Calculating Metrics:   0%|          | 0/6 [00:00<?, ?it/s]

{
  "success": true,
  "expectation_config": {
    "expectation_type": "expect_column_values_to_not_be_null",
    "kwargs": {
      "column": "gps",
      "batch_id": "smartwatch-smartwatch_prices"
    },
    "meta": {}
  },
  "result": {
    "element_count": 189,
    "unexpected_count": 0,
    "unexpected_percent": 0.0,
    "partial_unexpected_list": []
  },
  "meta": {},
  "exception_info": {
    "raised_exception": false,
    "exception_traceback": null,
    "exception_message": null
  }
}


The gps column in this data batch has 189 elements and all of them are not null. There are no unexpected values ​​with the percentage of unexpected values ​​being 0.0%.

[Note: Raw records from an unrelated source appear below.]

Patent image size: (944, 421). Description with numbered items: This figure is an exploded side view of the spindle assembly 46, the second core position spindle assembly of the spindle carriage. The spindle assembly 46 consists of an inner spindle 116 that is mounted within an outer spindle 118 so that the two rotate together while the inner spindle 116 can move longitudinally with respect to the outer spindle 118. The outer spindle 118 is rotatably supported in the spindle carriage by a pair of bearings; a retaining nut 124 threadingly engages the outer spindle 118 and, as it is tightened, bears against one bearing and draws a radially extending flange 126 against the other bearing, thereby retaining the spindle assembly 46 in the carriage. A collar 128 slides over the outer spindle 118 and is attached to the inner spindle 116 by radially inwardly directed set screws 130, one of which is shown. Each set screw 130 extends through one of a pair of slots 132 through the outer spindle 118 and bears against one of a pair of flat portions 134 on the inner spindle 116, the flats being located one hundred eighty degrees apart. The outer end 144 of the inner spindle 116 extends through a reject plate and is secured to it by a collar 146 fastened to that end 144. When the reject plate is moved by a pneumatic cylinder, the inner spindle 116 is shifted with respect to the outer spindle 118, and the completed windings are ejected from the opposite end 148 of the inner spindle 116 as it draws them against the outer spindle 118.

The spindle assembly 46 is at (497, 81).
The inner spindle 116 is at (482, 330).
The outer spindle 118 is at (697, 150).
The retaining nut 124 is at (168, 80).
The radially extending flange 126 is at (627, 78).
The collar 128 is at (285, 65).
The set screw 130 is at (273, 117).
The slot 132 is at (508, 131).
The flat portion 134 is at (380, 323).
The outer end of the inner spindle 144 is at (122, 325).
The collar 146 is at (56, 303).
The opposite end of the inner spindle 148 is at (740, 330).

## Expectation 7: Column value must match regex

The values ​​in the column must match a specific regex pattern to ensure that the data meets the expected format and this is important for validating data correctness, maintaining consistency, detecting errors, and preventing malicious data injection.

In [12]:
# Get the batch data as a pandas DataFrame
batch_data = validator.active_batch.data.dataframe

# Remove rows with null values in the 'gps' column
batch_data.dropna(subset=['gps'], inplace=True)

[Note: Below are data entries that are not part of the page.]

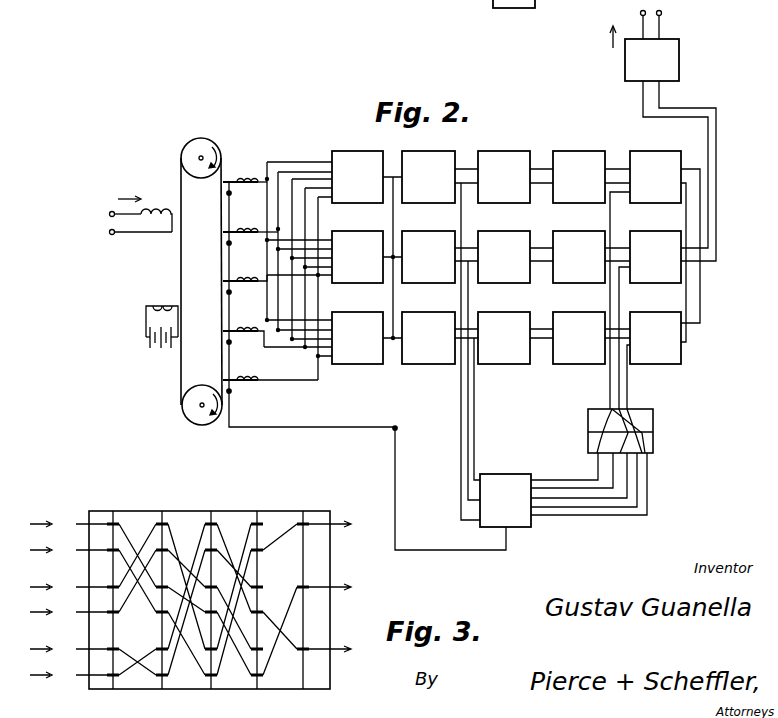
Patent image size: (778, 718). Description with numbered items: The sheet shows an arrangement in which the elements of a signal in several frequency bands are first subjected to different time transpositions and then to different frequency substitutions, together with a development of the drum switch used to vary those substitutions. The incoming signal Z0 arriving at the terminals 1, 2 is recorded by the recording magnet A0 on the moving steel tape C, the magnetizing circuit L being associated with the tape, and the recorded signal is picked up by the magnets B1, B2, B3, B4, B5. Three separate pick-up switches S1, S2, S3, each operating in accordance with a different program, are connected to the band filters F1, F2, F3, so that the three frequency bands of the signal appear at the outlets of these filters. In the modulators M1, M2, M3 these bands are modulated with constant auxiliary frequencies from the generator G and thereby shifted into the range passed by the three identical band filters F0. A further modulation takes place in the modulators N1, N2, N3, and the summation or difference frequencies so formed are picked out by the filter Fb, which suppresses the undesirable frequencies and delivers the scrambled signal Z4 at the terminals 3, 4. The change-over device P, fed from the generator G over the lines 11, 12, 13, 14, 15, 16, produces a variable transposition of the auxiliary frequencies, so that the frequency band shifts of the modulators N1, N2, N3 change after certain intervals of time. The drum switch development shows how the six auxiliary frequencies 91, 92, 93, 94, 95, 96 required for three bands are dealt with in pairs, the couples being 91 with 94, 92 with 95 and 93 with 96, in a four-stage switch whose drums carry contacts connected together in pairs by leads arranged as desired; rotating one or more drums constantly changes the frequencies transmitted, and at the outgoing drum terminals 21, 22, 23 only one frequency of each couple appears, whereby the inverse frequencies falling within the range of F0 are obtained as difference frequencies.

In FIG. 2, the input terminal 1 is at (118, 210).
In FIG. 2, the input terminal 2 is at (134, 244).
In FIG. 2, the output terminal 3 is at (633, 19).
In FIG. 2, the output terminal 4 is at (666, 19).
In FIG. 2, the auxiliary frequency g1 91 is at (474, 403).
In FIG. 3, the auxiliary frequency g1 91 is at (71, 525).
In FIG. 2, the auxiliary frequency g2 92 is at (468, 441).
In FIG. 3, the auxiliary frequency g2 92 is at (71, 588).
In FIG. 2, the auxiliary frequency g3 93 is at (461, 410).
In FIG. 3, the auxiliary frequency g3 93 is at (71, 650).
In FIG. 3, the auxiliary frequency g4 94 is at (71, 551).
In FIG. 3, the auxiliary frequency g5 95 is at (71, 613).
In FIG. 3, the auxiliary frequency g6 96 is at (71, 676).
In FIG. 2, the control line from generator G 11 is at (566, 482).
In FIG. 3, the control line from generator G 11 is at (100, 519).
In FIG. 2, the control line from generator G 12 is at (558, 498).
In FIG. 3, the control line from generator G 12 is at (100, 591).
In FIG. 2, the control line from generator G 13 is at (545, 516).
In FIG. 3, the control line from generator G 13 is at (100, 655).
In FIG. 2, the control line from generator G 14 is at (576, 488).
In FIG. 3, the control line from generator G 14 is at (100, 556).
In FIG. 2, the control line from generator G 15 is at (581, 507).
In FIG. 3, the control line from generator G 15 is at (100, 616).
In FIG. 2, the control line from generator G 16 is at (623, 516).
In FIG. 3, the control line from generator G 16 is at (100, 678).
In FIG. 2, the outgoing drum terminal 21 is at (610, 387).
In FIG. 3, the outgoing drum terminal 21 is at (337, 515).
In FIG. 2, the outgoing drum terminal 22 is at (619, 292).
In FIG. 3, the outgoing drum terminal 22 is at (336, 578).
In FIG. 2, the outgoing drum terminal 23 is at (627, 387).
In FIG. 3, the outgoing drum terminal 23 is at (336, 640).
In FIG. 2, the recording magnet A0 is at (161, 207).
In FIG. 2, the input signal Z0 is at (129, 188).
In FIG. 2, the output signal Z4 is at (600, 39).
In FIG. 2, the moving steel tape C is at (181, 257).
In FIG. 2, the magnetizing source L is at (161, 305).
In FIG. 2, the pick-up magnet B1 is at (254, 372).
In FIG. 2, the pick-up magnet B2 is at (252, 322).
In FIG. 2, the pick-up magnet B3 is at (250, 272).
In FIG. 2, the pick-up magnet B4 is at (250, 223).
In FIG. 2, the pick-up magnet B5 is at (247, 179).
In FIG. 2, the pick-up switch S1 is at (357, 177).
In FIG. 2, the pick-up switch S2 is at (357, 257).
In FIG. 2, the pick-up switch S3 is at (357, 338).
In FIG. 2, the band filter F1 is at (428, 177).
In FIG. 2, the band filter F2 is at (428, 257).
In FIG. 2, the band filter F3 is at (428, 338).
In FIG. 2, the modulator M1 is at (504, 177).
In FIG. 2, the modulator M2 is at (504, 257).
In FIG. 2, the modulator M3 is at (504, 338).
In FIG. 2, the band filter F0 is at (579, 257).
In FIG. 2, the modulator N1 is at (655, 177).
In FIG. 2, the modulator N2 is at (655, 257).
In FIG. 2, the modulator N3 is at (655, 338).
In FIG. 2, the filter Fb is at (652, 60).
In FIG. 2, the generator G is at (505, 500).
In FIG. 2, the change-over device P is at (654, 435).
In FIG. 3, the change-over device P is at (208, 701).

result_not_null = validator.expect_column_values_to_not_be_null("gps")
print(result_not_null)

Calculating Metrics:   0%|          | 0/6 [00:00<?, ?it/s]

{
  "success": true,
  "expectation_config": {
    "expectation_type": "expect_column_values_to_not_be_null",
    "kwargs": {
      "column": "gps",
      "batch_id": "smartwatch-smartwatch_prices"
    },
    "meta": {}
  },
  "result": {
    "element_count": 189,
    "unexpected_count": 0,
    "unexpected_percent": 0.0,
    "partial_unexpected_list": []
  },
  "meta": {},
  "exception_info": {
    "raised_exception": false,
    "exception_traceback": null,
    "exception_message": null
  }
}


The gps column in this data batch has 189 elements and all of them are not null. There are no unexpected values, with the percentage of unexpected values ​​being 0.0%.